Every day hundreds of students pass through the library, however few know of the Kelly Collection of books. Near the beanbag chairs and in the upstairs corner of the library, students can find the Kelly Collection of books. The Kelly Collection boasts an array of literature focused on women from all walks of life. It is literature by women and about women. Yet, BHS students seldom reach for this collection, and the BHS Register is asking What’s Up With That?
There is a Kelly Collection of books in nearly every Vermont high school and some Ohio high schools. These collections are dedicated to Agnes Kelly, the first woman to graduate with a law degree in Ohio. Kelly’s family then donated books so high schools could start their own collection of women-centered books.

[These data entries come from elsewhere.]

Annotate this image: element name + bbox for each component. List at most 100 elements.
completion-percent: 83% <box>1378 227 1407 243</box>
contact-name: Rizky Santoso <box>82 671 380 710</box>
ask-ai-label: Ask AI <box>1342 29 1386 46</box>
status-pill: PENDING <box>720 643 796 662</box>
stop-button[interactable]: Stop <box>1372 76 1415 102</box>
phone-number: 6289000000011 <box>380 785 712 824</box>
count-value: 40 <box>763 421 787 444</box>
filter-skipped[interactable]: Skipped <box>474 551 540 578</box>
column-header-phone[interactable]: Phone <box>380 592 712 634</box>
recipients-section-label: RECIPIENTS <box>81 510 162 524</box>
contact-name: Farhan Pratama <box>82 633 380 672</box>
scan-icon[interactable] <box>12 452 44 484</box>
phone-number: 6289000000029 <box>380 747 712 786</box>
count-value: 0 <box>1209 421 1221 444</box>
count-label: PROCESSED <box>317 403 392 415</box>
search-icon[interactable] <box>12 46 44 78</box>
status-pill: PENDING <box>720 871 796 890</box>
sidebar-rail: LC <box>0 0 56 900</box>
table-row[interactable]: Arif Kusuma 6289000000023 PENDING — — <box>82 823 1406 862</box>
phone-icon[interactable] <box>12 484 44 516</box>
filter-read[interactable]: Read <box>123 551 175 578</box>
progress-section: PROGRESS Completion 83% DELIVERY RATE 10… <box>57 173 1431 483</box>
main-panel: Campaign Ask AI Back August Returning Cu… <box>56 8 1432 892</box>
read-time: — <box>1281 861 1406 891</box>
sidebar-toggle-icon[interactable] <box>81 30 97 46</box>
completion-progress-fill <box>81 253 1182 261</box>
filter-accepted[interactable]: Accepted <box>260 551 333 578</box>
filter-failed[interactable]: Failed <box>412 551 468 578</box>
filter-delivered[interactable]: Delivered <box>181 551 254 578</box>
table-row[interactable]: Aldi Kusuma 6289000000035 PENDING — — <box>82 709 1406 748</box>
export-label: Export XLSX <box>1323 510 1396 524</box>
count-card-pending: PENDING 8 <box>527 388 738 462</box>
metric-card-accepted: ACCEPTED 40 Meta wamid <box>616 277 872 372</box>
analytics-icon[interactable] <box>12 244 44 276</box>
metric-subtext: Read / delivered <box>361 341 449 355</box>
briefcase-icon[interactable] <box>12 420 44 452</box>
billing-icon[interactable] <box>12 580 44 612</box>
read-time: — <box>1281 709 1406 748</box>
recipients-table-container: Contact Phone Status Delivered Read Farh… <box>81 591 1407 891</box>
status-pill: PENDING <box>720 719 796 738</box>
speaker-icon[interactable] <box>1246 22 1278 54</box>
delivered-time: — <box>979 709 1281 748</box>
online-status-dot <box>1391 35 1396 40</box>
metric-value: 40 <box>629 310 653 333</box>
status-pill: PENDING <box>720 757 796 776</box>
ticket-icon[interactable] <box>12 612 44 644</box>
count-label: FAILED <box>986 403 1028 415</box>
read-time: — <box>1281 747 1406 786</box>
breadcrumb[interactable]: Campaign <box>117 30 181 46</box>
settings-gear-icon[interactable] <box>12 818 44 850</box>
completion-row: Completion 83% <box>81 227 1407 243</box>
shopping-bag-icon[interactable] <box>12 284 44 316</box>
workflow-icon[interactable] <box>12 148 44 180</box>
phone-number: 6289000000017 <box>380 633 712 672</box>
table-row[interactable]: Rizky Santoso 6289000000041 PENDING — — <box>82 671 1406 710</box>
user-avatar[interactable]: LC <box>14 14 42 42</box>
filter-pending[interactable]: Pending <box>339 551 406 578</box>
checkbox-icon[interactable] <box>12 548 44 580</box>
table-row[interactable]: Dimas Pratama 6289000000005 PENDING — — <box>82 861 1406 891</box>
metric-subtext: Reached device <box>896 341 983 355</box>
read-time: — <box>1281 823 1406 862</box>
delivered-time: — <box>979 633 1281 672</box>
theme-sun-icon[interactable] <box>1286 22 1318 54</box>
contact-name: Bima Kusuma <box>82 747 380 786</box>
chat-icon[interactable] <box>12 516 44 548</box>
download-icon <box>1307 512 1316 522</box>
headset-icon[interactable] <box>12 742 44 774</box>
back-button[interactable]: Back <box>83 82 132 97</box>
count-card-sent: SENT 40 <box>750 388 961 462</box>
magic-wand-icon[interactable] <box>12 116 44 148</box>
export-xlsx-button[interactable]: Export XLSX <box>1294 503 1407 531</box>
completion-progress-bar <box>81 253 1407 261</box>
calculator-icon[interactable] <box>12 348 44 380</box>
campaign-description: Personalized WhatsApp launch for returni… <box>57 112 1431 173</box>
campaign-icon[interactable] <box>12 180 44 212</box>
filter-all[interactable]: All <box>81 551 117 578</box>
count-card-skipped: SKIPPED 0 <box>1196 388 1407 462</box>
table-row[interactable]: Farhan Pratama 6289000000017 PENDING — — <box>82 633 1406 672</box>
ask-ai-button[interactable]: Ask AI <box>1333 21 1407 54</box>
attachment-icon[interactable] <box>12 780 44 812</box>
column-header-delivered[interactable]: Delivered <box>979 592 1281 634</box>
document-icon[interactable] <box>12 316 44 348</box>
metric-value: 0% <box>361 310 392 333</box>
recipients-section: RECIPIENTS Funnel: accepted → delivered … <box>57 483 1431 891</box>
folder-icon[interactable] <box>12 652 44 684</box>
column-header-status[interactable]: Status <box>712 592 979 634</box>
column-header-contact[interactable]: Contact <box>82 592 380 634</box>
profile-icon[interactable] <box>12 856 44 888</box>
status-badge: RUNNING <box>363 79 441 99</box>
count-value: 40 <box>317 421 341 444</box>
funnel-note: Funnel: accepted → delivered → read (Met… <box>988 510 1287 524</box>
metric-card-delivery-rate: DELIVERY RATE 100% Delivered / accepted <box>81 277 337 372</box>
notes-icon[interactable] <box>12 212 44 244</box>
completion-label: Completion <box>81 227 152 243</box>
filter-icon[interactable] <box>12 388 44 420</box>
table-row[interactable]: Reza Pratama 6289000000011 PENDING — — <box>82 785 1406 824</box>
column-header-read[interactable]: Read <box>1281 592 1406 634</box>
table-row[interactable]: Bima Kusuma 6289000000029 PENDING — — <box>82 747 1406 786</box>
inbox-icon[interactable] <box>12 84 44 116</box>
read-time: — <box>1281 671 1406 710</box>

The Register asked library staff members for more insight into the Kelly Collection of books.
“Kelly family wanted to organize these fantastic women’s history collections for schools in Vermont and some in Ohio. There was no government imperative to make it. It was personal initiative from the Kelly family,” said Abbey Pasquence, a librarian assistant at BHS.
Pasquence told the Register that Burlington High School connected to the Kelly family through Terry Buehner, Agnes Kelly’s niece, and a retired BHS history teacher.
In an email, Terry Buehner told the Register that Kelly was her aunt.
“The collection was my idea. In 1987, I won a scholarship to study Women’s History at Harvard for a summer. When I returned I wrote up a curriculum for a Women’s US History course and it was approved,” Buehner wrote.
Sean Fleming, a librarian assistant and history teacher at BHS also has a passion for the Kelly Collection.
“Kelly Collection covers everything from women’s history, to the lives of women from around the world, women’s social movements, the key women in the social movements and the struggle for greater rights and equality,” Fleming said.
While there is an extensive collection of books most students do not know about the collection. Junior Julie Riley feels that many students do not take books from the Kelly Collection due to the fact that it is upstairs.
“They’re in an out of the way place,“ she said.
Contrary to Riley, Fleming believes that the books are more accessible than they have ever been.
“It used to be more out of reach sequestered in the back room of the library, and that room used to be booked with meetings all the time,” he said. “Now we have a lounge and a study area and those books are more accessible than in the past.”